DXA stands for “Dual-energy X-ray Absorptiometry”. It’s the most widely used method to measure bone density (how solid a person’s bones are).
Does a DXA scan hurt?
The test doesn’t hurt. There are no shots or medicines to take. The machine is open, which means your daughter will not be enclosed in the machine. Each scan takes approximately 1-6 minutes.
How should I help my child prepare for the DXA scan?
- Appointments are usually scheduled at least 14 days after having any procedure that involves contrast materials (for example, a CT Scan with contrast dye).
- Your teen should NOT eat foods high in calcium for 3-4 hours before their DXA scan. These foods include: milk, cheese, yogurt, and dark green leafy vegetables.
- Your teen should NOT take calcium supplements, vitamins, or TUMS® the day of their scan.
- Your teen should wear comfortable clothing (including undergarments) without metal buttons, hooks, snaps, or zippers because metal interferes with this test. If the clothing they wear to the appointment will interfere with the scan, they will be given a hospital gown to put on.
- Your teen should remove any jewelry and all piercings (if possible) and leave them at home. If they can’t remove a piercing near the scan site, tell their provider when you first arrive to the appointment.
- Your teen may drink water and other CLEAR liquids before the scan.
- Your teen may take any regular medicine well before the exam (if their health care provider agrees).
Preparation for DXA scan is based on the procedure at Boston Children’s Hospital and may be different in other health care facilities.
What happens before the DXA scan?
- The technician will ask your teen questions about their medical history and explain the procedure.
- Your teen will have their height and weight measured. A routine pregnancy test is done in most hospitals on all menstruating teens or teens over the age of 12 years old.
- The technician will explain what to expect and answer any questions you may have.
What happens during the DXA scan?
- Your teen will be positioned on the table according to the type of scan they will be having.
- They will be asked to stay still and not talk during the entire scan, but they should breathe normally.

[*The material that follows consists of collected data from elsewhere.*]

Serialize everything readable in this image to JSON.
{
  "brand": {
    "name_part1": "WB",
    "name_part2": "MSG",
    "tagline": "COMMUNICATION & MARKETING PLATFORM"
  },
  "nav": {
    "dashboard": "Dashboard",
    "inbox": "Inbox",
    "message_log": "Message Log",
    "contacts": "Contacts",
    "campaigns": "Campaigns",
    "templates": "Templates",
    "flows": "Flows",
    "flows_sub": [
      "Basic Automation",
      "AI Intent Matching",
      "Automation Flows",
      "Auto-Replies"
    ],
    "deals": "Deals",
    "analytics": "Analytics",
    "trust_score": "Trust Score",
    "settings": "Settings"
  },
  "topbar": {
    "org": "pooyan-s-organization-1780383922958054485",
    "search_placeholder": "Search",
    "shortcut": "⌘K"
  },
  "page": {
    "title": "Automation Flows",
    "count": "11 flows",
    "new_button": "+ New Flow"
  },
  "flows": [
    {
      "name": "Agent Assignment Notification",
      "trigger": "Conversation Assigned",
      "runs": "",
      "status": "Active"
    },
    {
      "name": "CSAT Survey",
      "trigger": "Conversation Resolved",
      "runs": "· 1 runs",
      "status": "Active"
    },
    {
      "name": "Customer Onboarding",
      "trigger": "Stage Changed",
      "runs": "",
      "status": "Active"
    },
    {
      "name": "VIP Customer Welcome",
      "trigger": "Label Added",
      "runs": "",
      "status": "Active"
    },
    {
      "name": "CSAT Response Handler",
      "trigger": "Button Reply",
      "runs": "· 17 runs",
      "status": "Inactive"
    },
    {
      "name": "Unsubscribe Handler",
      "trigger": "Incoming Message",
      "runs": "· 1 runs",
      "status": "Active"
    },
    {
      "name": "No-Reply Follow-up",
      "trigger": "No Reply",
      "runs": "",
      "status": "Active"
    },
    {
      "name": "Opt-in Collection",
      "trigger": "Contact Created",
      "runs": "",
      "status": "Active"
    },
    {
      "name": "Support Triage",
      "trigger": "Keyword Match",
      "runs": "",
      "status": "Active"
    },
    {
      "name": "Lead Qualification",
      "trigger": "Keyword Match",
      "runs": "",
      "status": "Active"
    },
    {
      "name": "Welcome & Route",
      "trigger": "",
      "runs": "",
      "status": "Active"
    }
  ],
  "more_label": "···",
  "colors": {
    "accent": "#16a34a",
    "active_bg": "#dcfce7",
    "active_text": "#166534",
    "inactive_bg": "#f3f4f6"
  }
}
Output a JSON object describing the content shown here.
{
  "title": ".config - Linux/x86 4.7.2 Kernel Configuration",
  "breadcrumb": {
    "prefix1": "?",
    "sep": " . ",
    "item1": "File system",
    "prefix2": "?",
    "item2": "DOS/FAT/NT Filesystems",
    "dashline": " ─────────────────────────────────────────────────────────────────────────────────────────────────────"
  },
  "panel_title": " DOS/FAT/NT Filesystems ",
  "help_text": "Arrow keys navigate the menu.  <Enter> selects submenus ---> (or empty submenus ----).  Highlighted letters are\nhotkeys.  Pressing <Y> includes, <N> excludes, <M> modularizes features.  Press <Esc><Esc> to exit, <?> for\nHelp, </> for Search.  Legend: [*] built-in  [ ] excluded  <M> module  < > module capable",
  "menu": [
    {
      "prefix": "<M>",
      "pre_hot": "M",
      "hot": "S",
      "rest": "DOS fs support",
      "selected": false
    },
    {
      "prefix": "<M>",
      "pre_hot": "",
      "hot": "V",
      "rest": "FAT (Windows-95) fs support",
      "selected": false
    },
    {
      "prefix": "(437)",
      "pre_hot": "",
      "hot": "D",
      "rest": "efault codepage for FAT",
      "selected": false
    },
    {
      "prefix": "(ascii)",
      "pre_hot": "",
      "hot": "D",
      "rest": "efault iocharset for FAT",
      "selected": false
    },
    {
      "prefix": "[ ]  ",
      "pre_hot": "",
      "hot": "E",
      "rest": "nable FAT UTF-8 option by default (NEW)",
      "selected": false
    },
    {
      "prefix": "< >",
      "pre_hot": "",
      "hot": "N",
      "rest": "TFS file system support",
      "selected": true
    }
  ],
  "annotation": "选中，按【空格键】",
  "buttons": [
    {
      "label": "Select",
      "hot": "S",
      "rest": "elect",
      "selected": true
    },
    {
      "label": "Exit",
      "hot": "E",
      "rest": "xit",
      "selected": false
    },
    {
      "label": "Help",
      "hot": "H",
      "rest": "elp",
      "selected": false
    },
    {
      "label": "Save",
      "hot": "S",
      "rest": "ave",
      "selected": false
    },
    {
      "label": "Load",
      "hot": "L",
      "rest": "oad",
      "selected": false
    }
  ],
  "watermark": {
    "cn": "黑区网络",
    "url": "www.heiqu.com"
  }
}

- A machine shaped like an upside down “L” will slowly move back and forth over your teen’s body to measure the bone density of their total body, spine, and/or hips. The machine will not touch their body.
Should I be concerned about the amount of radiation my child will receive?
No. The amount of radiation is much lower than that of an x-ray. In fact, it is even less than the amount of radiation that a person would be exposed to if they took an international flight.
When will we get the results of my child’s DXA scan?
Results are not typically available on the day of your teen’s appointment. The DXA scan must be carefully reviewed by the technologist and a doctor specializing in bone health. The HCP ordering the DXA scan will usually review the results with you and your child within 2 weeks either over the phone or at their next appointment. If needed, a follow-up scan will be done no sooner than 1 year from the prior scan.